Kids today learn how to use a computer or a video game system before they can even read or write, yet states are not taking advantage of this kind of technology in education, according to the Nation’s Digital Learning Council.
The Council released the first Nation’s Digital Learning Report Card last month, evaluating states on their adoption of healthy policies to help kids get more out of their education through online courses and materials.
Oregon received high marks for our state’s full-time online programs, thanks to online public charter schools. Charter schools are privately run public schools, in which parents can choose to enroll their children regardless of their residential district. Oregon’s online charter schools are growing quickly, but they still serve only about one percent of public school students.

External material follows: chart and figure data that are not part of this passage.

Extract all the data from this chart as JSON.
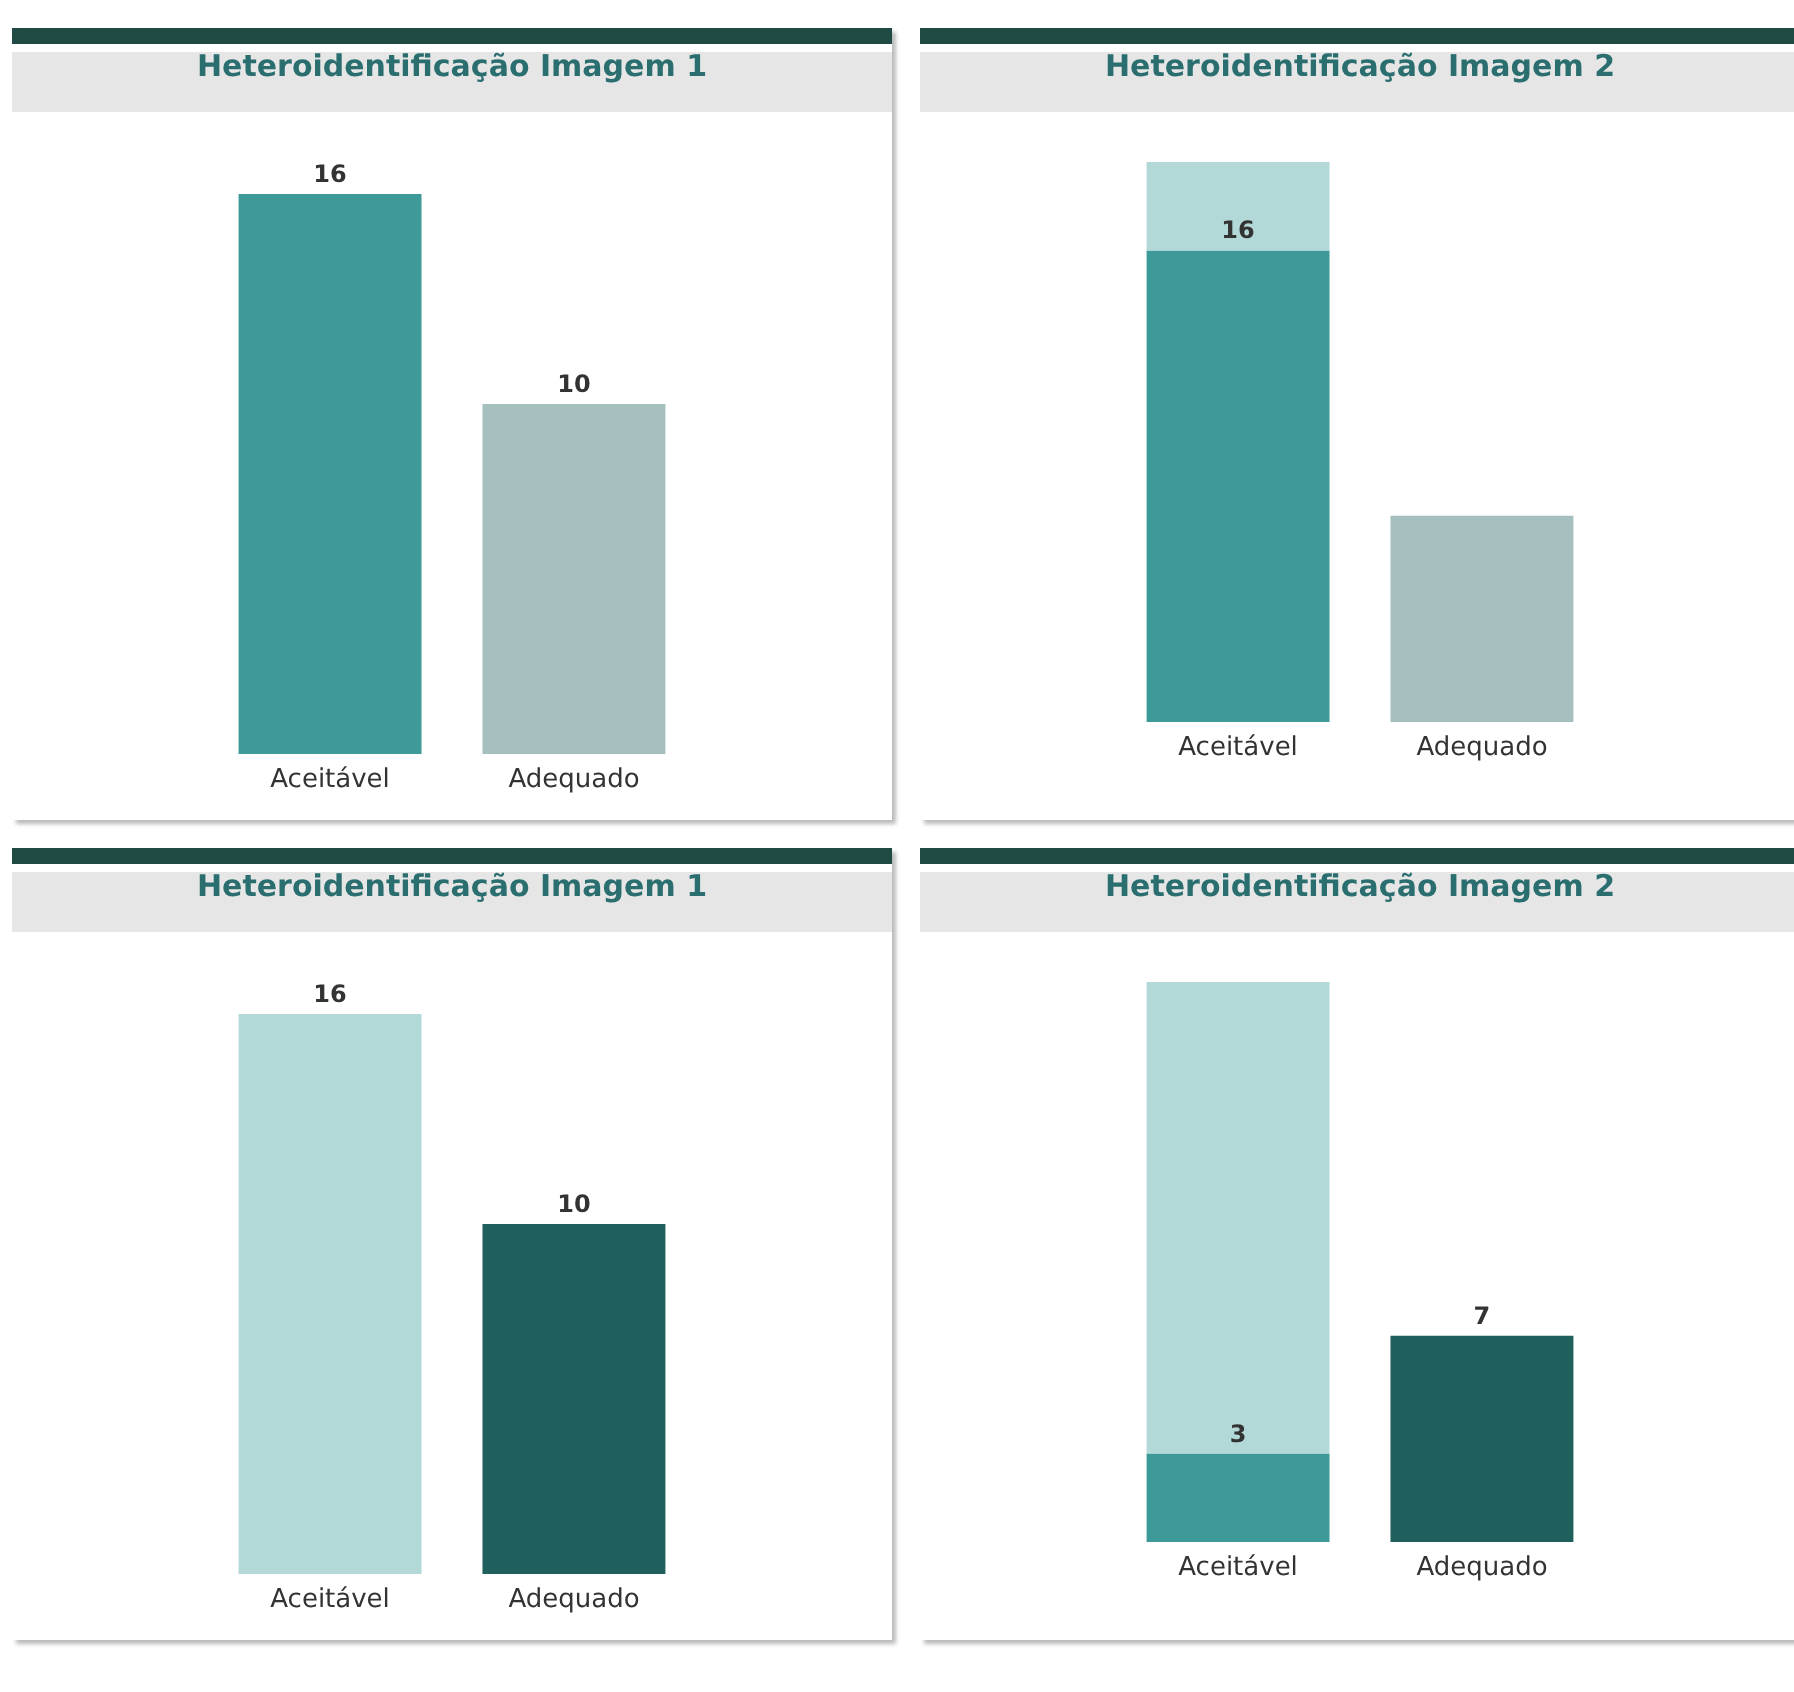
{
  "chart_data": [
    {
      "type": "bar",
      "title": "Heteroidentificação Imagem 1",
      "categories": [
        "Aceitável",
        "Adequado"
      ],
      "values": [
        16,
        10
      ],
      "colors": [
        "#3d9a98",
        "#a6bfbf"
      ],
      "data_labels": true
    },
    {
      "type": "bar",
      "title": "Heteroidentificação Imagem 2",
      "categories": [
        "Aceitável",
        "Adequado"
      ],
      "stacked": true,
      "series": [
        {
          "values": [
            16,
            7
          ],
          "colors": [
            "#3d9a98",
            "#a6bfbf"
          ],
          "value_labels": [
            "16",
            null
          ]
        },
        {
          "values": [
            3,
            null
          ],
          "color": "#b3d8d8"
        }
      ]
    },
    {
      "type": "bar",
      "title": "Heteroidentificação Imagem 1",
      "categories": [
        "Aceitável",
        "Adequado"
      ],
      "values": [
        16,
        10
      ],
      "colors": [
        "#b3d8d8",
        "#1f5f5c"
      ],
      "data_labels": true
    },
    {
      "type": "bar",
      "title": "Heteroidentificação Imagem 2",
      "categories": [
        "Aceitável",
        "Adequado"
      ],
      "stacked": true,
      "series": [
        {
          "values": [
            3,
            7
          ],
          "colors": [
            "#3d9a98",
            "#1f5f5c"
          ],
          "value_labels": [
            "3",
            "7"
          ]
        },
        {
          "values": [
            16,
            null
          ],
          "color": "#b3d8d8"
        }
      ]
    }
  ]
}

Meanwhile, Oregon received low marks in the national Report Card for failing to make online classes available to public school students on a course-by-course basis. Yet, the need for such options is undeniable.
Consider that 75% of Oregon schools fail to offer students Advanced Placement or IB classes in reading, math, science, and social studies. Contrast that with states like Florida, where thousands of kids attending regular public schools that don’t offer in-house AP courses can access effective online advanced courses, as well as courses designed to help them catch up with their peers.
Oregon’s legislature will soon consider online learning again, since it commissioned a task force to examine governance for online charter schools. But instead of focusing on how to govern our state’s successful online charter schools, legislators should focus on removing the barriers that keep so many children from the valuable online opportunities available to kids in other states and nations.
Christina Martin is a policy analyst and the School Choice Project Director at Cascade Policy Institute, Oregon’s free market public policy research organization.